How much data can we store on the Platform for free?

You can host up to 50 million RDF triples and up to 10Gb of other content.

Can I really host any kind of data in the Platform?

Within reasonable limits, yes. We do reserve the right to refuse any request for hosting, either because we’re concerned about the associated licensing or provenance and also grounds such as whether we are concerned about infringement of privacy, if the content is unsavory, etc. Having given you access to the Platform to host data, as outlined in the terms and conditions, we also reserve the right to terminate the agreement at any time.

Our goal here is to foster growth of the linked data web, so we are expecting that interested parties will primarily be loading RDF data into the Platform, rather than making use of the unstructured storage. So for example, we’re interested in seeing datasets that include both photos and their metadata (as RDF), rather than just a large collection of photos.

What are the terms and conditions for the scheme?

We will shortly be publishing a full set of terms and conditions for using both the Talis Platform as a whole, and specific conditions that relate to this scheme.

Is there a service level agreement?

Again, this is an area we are working on, and hope to shortly publish a limited service level agreement that applies to all free usage of the Platform API and facilities.

Are there any usage limits on accessing the data?

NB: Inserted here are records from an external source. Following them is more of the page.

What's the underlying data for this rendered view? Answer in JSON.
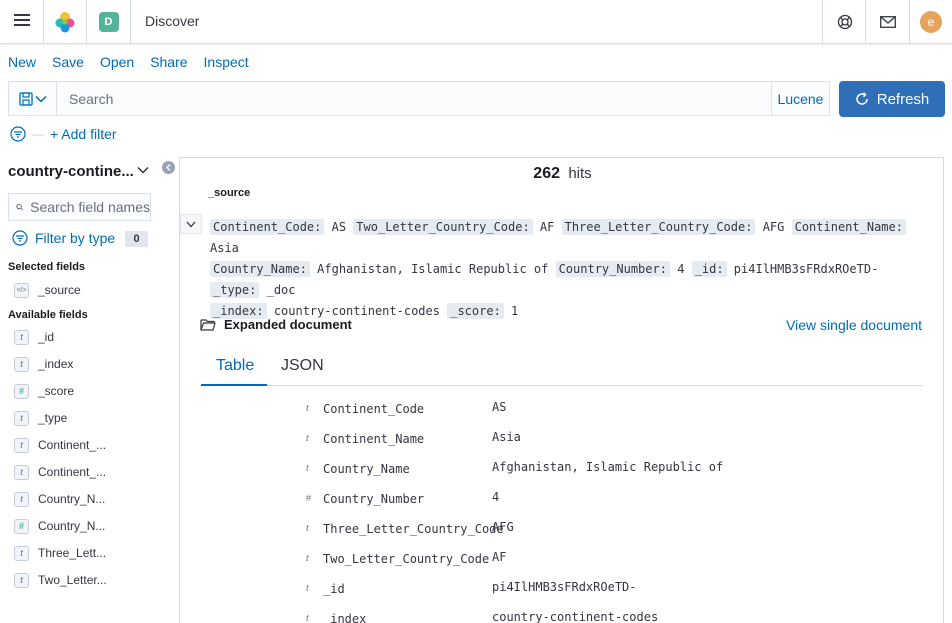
{
  "header": {
    "space_initial": "D",
    "breadcrumb": "Discover",
    "user_initial": "e"
  },
  "topnav": [
    "New",
    "Save",
    "Open",
    "Share",
    "Inspect"
  ],
  "query": {
    "placeholder": "Search",
    "language": "Lucene",
    "refresh_label": "Refresh",
    "add_filter": "+ Add filter"
  },
  "sidebar": {
    "index_pattern": "country-contine...",
    "search_placeholder": "Search field names",
    "filter_by_type": "Filter by type",
    "filter_count": "0",
    "selected_title": "Selected fields",
    "selected": [
      {
        "name": "_source",
        "type": "source"
      }
    ],
    "available_title": "Available fields",
    "available": [
      {
        "name": "_id",
        "type": "t"
      },
      {
        "name": "_index",
        "type": "t"
      },
      {
        "name": "_score",
        "type": "#"
      },
      {
        "name": "_type",
        "type": "t"
      },
      {
        "name": "Continent_...",
        "type": "t"
      },
      {
        "name": "Continent_...",
        "type": "t"
      },
      {
        "name": "Country_N...",
        "type": "t"
      },
      {
        "name": "Country_N...",
        "type": "#"
      },
      {
        "name": "Three_Lett...",
        "type": "t"
      },
      {
        "name": "Two_Letter...",
        "type": "t"
      }
    ]
  },
  "main": {
    "hits_count": "262",
    "hits_label": "hits",
    "source_column": "_source",
    "doc_pairs": [
      {
        "k": "Continent_Code:",
        "v": "AS"
      },
      {
        "k": "Two_Letter_Country_Code:",
        "v": "AF"
      },
      {
        "k": "Three_Letter_Country_Code:",
        "v": "AFG"
      },
      {
        "k": "Continent_Name:",
        "v": "Asia"
      },
      {
        "k": "Country_Name:",
        "v": "Afghanistan, Islamic Republic of"
      },
      {
        "k": "Country_Number:",
        "v": "4"
      },
      {
        "k": "_id:",
        "v": "pi4IlHMB3sFRdxROeTD-"
      },
      {
        "k": "_type:",
        "v": "_doc"
      },
      {
        "k": "_index:",
        "v": "country-continent-codes"
      },
      {
        "k": "_score:",
        "v": "1"
      }
    ],
    "expanded_title": "Expanded document",
    "view_single": "View single document",
    "tabs": [
      "Table",
      "JSON"
    ],
    "rows": [
      {
        "type": "t",
        "field": "Continent_Code",
        "value": "AS"
      },
      {
        "type": "t",
        "field": "Continent_Name",
        "value": "Asia"
      },
      {
        "type": "t",
        "field": "Country_Name",
        "value": "Afghanistan, Islamic Republic of"
      },
      {
        "type": "#",
        "field": "Country_Number",
        "value": "4"
      },
      {
        "type": "t",
        "field": "Three_Letter_Country_Code",
        "value": "AFG"
      },
      {
        "type": "t",
        "field": "Two_Letter_Country_Code",
        "value": "AF"
      },
      {
        "type": "t",
        "field": "_id",
        "value": "pi4IlHMB3sFRdxROeTD-"
      },
      {
        "type": "t",
        "field": "_index",
        "value": "country-continent-codes"
      }
    ]
  }
}
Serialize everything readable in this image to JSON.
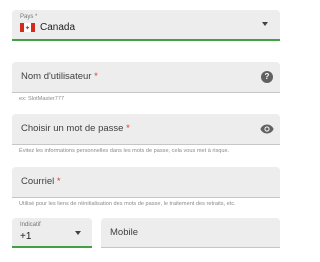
{
  "country": {
    "label": "Pays *",
    "value": "Canada",
    "flag_icon": "canada-flag-icon",
    "flag_color": "#d52b1e"
  },
  "username": {
    "placeholder": "Nom d'utilisateur",
    "required_mark": "*",
    "helper": "ex: SlotMaster777",
    "icon": "help-icon",
    "icon_glyph": "?"
  },
  "password": {
    "placeholder": "Choisir un mot de passe",
    "required_mark": "*",
    "helper": "Évitez les informations personnelles dans les mots de passe, cela vous met à risque.",
    "icon": "eye-icon"
  },
  "email": {
    "placeholder": "Courriel",
    "required_mark": "*",
    "helper": "Utilisé pour les liens de réinitialisation des mots de passe, le traitement des retraits, etc."
  },
  "phone": {
    "code_label": "Indicatif",
    "code_value": "+1",
    "mobile_placeholder": "Mobile"
  },
  "colors": {
    "active_underline": "#43a047",
    "required": "#e53935",
    "field_bg": "#ededed"
  }
}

At present we’re offering a fair usage system for accessing data within the Platform, but reserve the right to change this at any time. We are considering how best to offer improved quality and range of services available to both data publishers and application developers. These will be chargeable extras. However we will always ensure that there is some level of free access to data freely hosted in the Platform under this agreement.

Are all of the Platform services freely available under the scheme?

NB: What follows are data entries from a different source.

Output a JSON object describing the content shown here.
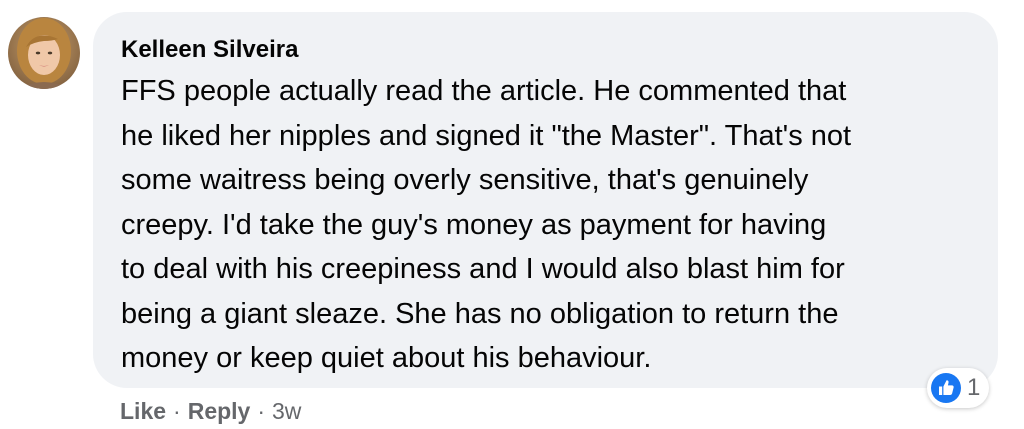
{
  "comment": {
    "author": "Kelleen Silveira",
    "lines": [
      "FFS people actually read the article. He commented that",
      "he liked her nipples and signed it \"the Master\". That's not",
      "some waitress being overly sensitive, that's genuinely",
      "creepy. I'd take the guy's money as payment for having",
      "to deal with his creepiness and I would also blast him for",
      "being a giant sleaze. She has no obligation to return the",
      "money or keep quiet about his behaviour."
    ]
  },
  "reactions": {
    "icon": "like-icon",
    "count": "1",
    "color": "#1877f2"
  },
  "actions": {
    "like_label": "Like",
    "separator": "·",
    "reply_label": "Reply",
    "timestamp": "3w"
  },
  "colors": {
    "bubble_bg": "#f0f2f5",
    "text": "#050505",
    "secondary_text": "#65676b"
  }
}
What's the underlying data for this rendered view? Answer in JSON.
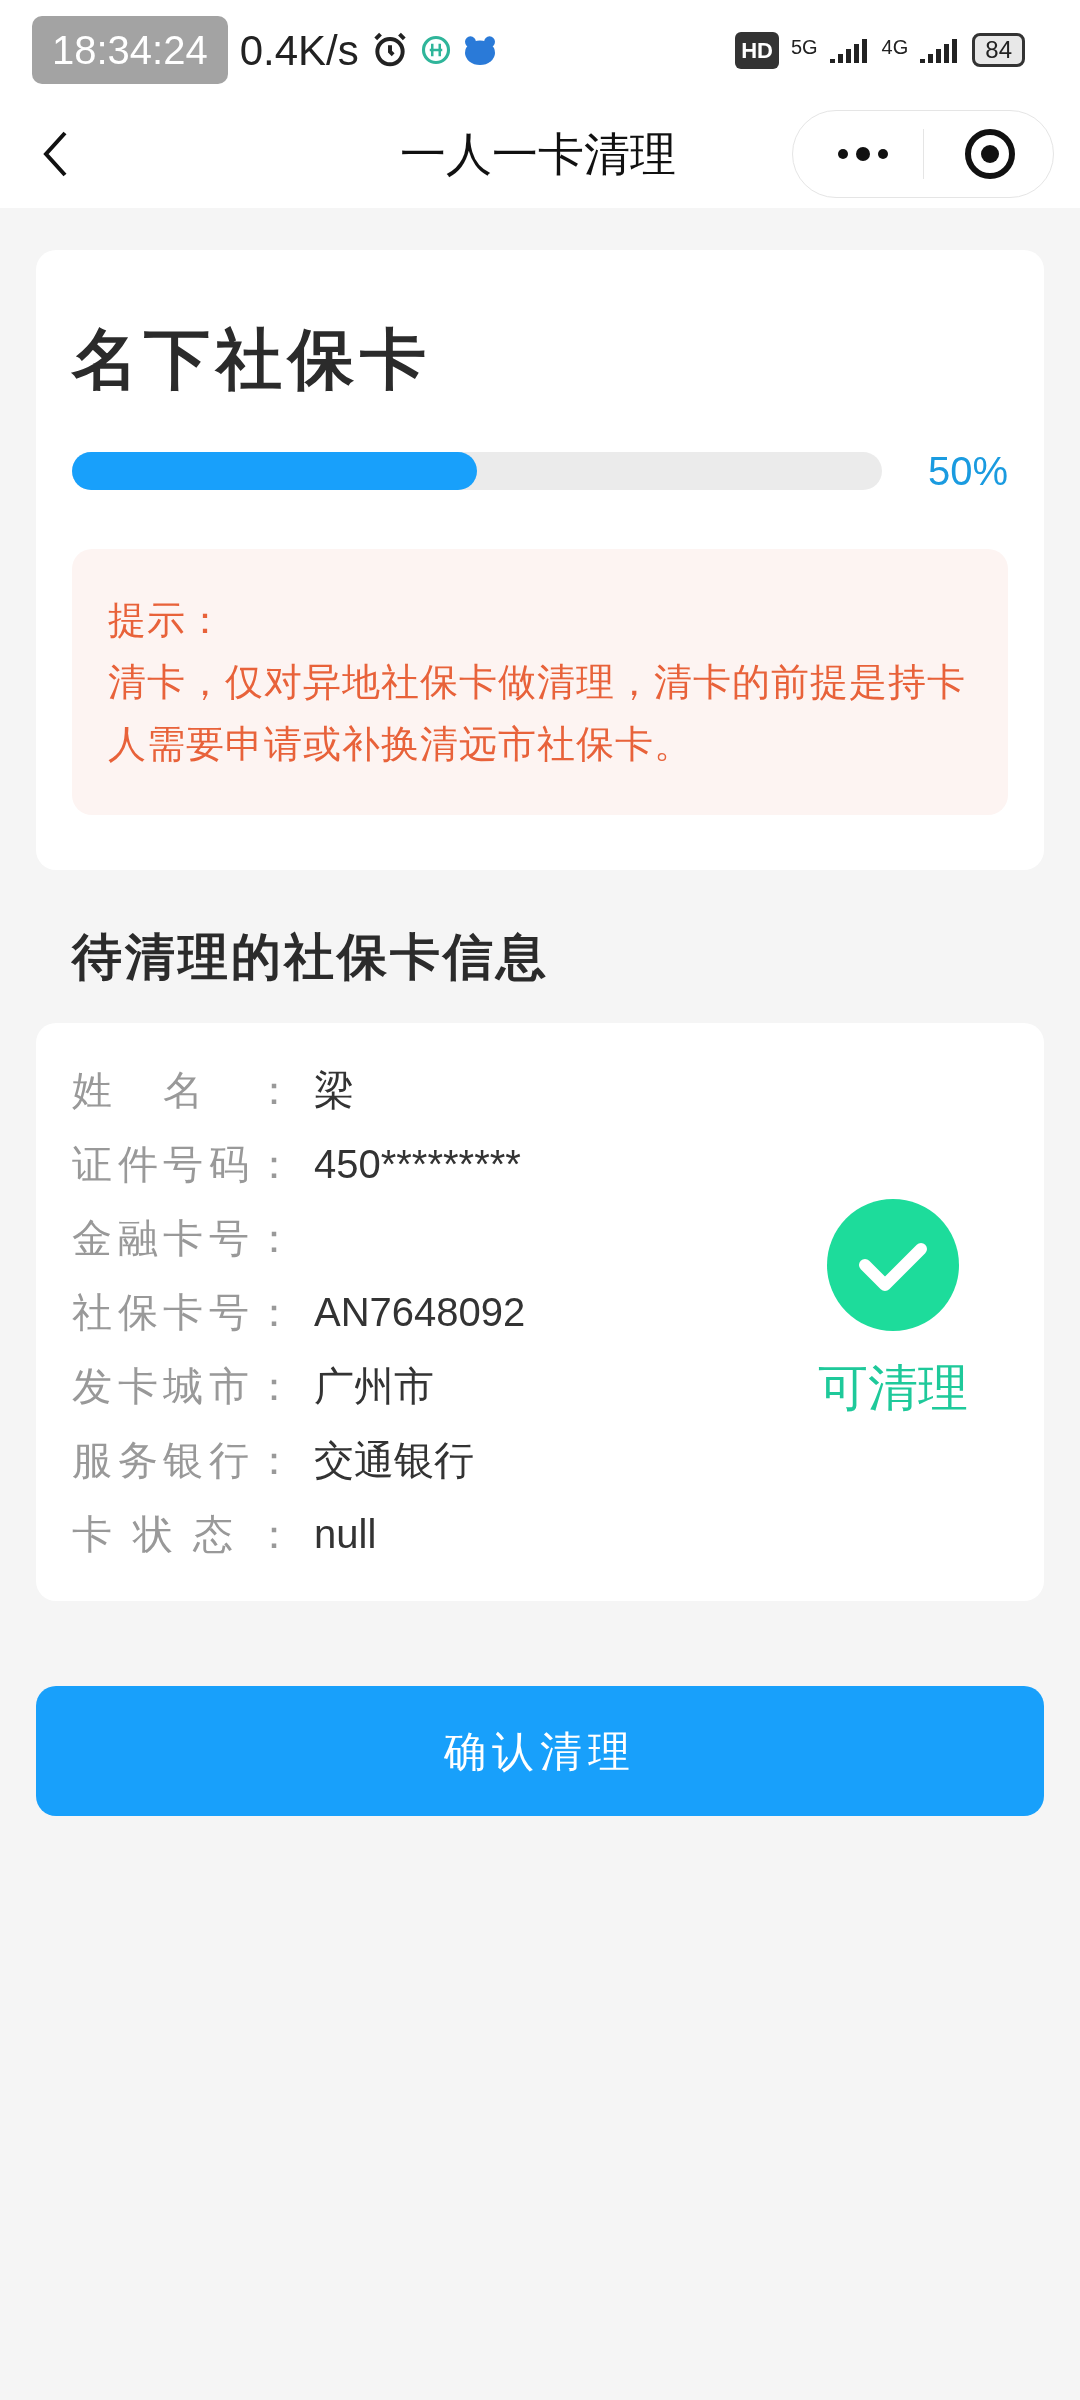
{
  "overlay_clock": "18:34:24",
  "status_bar": {
    "speed": "0.4K/s",
    "hd": "HD",
    "network_1": "5G",
    "network_2": "4G",
    "battery": "84"
  },
  "nav": {
    "title": "一人一卡清理"
  },
  "summary": {
    "title": "名下社保卡",
    "progress": {
      "level": 0.5,
      "reading": "50%"
    },
    "notice": {
      "heading": "提示：",
      "body": "清卡，仅对异地社保卡做清理，清卡的前提是持卡人需要申请或补换清远市社保卡。"
    }
  },
  "section_title": "待清理的社保卡信息",
  "card": {
    "fields": [
      {
        "label": "姓名：",
        "value": "梁"
      },
      {
        "label": "证件号码：",
        "value": "450*********"
      },
      {
        "label": "金融卡号："
      },
      {
        "label": "社保卡号：",
        "value": "AN7648092"
      },
      {
        "label": "发卡城市：",
        "value": "广州市"
      },
      {
        "label": "服务银行：",
        "value": "交通银行"
      },
      {
        "label": "卡状态：",
        "value": "null"
      }
    ],
    "status": {
      "cleanable": true,
      "label": "可清理"
    }
  },
  "confirm_button": "确认清理"
}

The Platform API includes a number of different services including search, facetted searching, RDF data management, content storage, RSS feed augmentation, resource description. These services offer a rich set of options for publishing and manipulating linked data. All of these services, as well as access to a public SPARQL endpoint, are included within the Connected Commons scheme.

Some additional features of the Platform, e.g the ability to store and query private datasets, are not part of the scheme. As Talis continues to develop the Platform as a product, additional services may also be made available. However these services may not be available free of charge, even under the Connect Commons scheme. We will make sure that services that are not free to use are all clearly marked.

How do I sign up?

You can contact us at platform@talis.com and provide us with the following information:

  • A Title and Description of the dataset
  • An indication of its size
  • A name and contact email address for the primary contact/administrator of the dataset (this person will have the administrator privileges for the data)
  • The public domain license you will be using to publish the data, and some indication of your rights/ability to publish the data using this license.

We’ll then be in touch to set up access. We’ll provide you with a development store that can be used to carry out any test accesses, e.g. to test out data loading procedures, as well as a separate store for publishing the live dataset(s). A platform user account with rights to adminster both of those stores will also be provided. If additional user accounts are required, then please let us know.

How can I find datasets that are being hosted under this scheme?

We have plans to improve the ability to browse and search for datasets on the Platform, and this includes providing support for automated dataset discovery through support for technologies like VoID . However in the short term, once datasets are live on the Platform, we’ll be announcing them on the Nodalities blog.

We will also be encouraging dataset owners to register the data with CKAN — the Comprehensive Knowledge Archive Network , this will provide another route for open data hackers to find the data.